The scream came from a mob-like setting: “I hate foreigners”, said the woman. “We are coming for you”, said another man. The scene was from young men and women of South Africa, protesting. In recent years, xenophobia has been a major problem in that part of Africa. They felt foreigners are the reason they don’t have jobs or make appreciable progress in life. This generation of South Africans are probably ignorant of the fact that the foreigners they detest so strongly were the ones who risked their lives and expended their resources to free their country from the grip of Apartheid.
“Hating those who are not from our socio-cultural clime or nation is like a foreigner’s inhumanity to another foreigner. We must see everyone with the eye of love.”

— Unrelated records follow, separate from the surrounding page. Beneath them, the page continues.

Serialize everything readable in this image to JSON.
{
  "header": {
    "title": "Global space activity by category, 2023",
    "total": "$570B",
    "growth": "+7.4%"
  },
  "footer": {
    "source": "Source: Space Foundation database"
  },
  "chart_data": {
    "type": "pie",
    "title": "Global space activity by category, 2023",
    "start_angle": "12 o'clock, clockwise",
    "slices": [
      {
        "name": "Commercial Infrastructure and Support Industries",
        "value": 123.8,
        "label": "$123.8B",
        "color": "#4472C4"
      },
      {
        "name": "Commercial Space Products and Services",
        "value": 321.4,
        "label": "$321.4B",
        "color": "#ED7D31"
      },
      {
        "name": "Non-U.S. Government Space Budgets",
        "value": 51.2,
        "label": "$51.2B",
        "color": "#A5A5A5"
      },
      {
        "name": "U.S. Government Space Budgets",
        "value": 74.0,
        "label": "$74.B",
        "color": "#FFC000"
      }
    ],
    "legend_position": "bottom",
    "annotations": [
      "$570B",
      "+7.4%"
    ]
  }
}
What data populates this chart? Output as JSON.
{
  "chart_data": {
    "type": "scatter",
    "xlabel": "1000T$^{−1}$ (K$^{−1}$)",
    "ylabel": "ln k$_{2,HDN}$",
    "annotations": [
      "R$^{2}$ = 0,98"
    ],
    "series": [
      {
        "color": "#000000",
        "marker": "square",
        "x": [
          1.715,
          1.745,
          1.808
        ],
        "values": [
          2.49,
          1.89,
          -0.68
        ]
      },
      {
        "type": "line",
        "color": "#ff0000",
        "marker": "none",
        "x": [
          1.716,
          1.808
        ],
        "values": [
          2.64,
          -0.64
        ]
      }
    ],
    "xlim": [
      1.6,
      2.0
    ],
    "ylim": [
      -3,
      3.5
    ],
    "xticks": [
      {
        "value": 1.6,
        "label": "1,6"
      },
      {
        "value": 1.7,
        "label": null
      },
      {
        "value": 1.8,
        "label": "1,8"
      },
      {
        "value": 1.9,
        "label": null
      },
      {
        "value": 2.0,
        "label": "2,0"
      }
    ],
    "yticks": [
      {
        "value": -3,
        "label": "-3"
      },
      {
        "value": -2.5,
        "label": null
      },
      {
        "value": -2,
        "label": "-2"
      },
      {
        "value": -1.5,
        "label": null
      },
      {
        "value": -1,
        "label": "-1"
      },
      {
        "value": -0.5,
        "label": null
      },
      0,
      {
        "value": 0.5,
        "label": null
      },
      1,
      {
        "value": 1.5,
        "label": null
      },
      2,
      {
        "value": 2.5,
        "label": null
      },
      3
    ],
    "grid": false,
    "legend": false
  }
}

God’s word reveals that He has soft spot for some categories of people. These are the widows, orphans, and foreigners. Specifically, He warned the Israelites not to mess with foreigners among them. “The stranger who dwells among you shall be to you as one born among you, and you shall love him as yourself; for you were strangers in the land of Egypt: I am the Lord your God.” (Leviticus 19:34 NKJV). God appealed to their sense of history. They had a feel of what it was like to be foreigners, and to that extent they should not maltreat them. In a general sense, we are all foreigners here on earth. Peter described us as “temporary residents and foreigners”. Hating those who are not from our socio-cultural clime or nation is like a foreigner’s inhumanity to another foreigner. We must see everyone with the eye of love.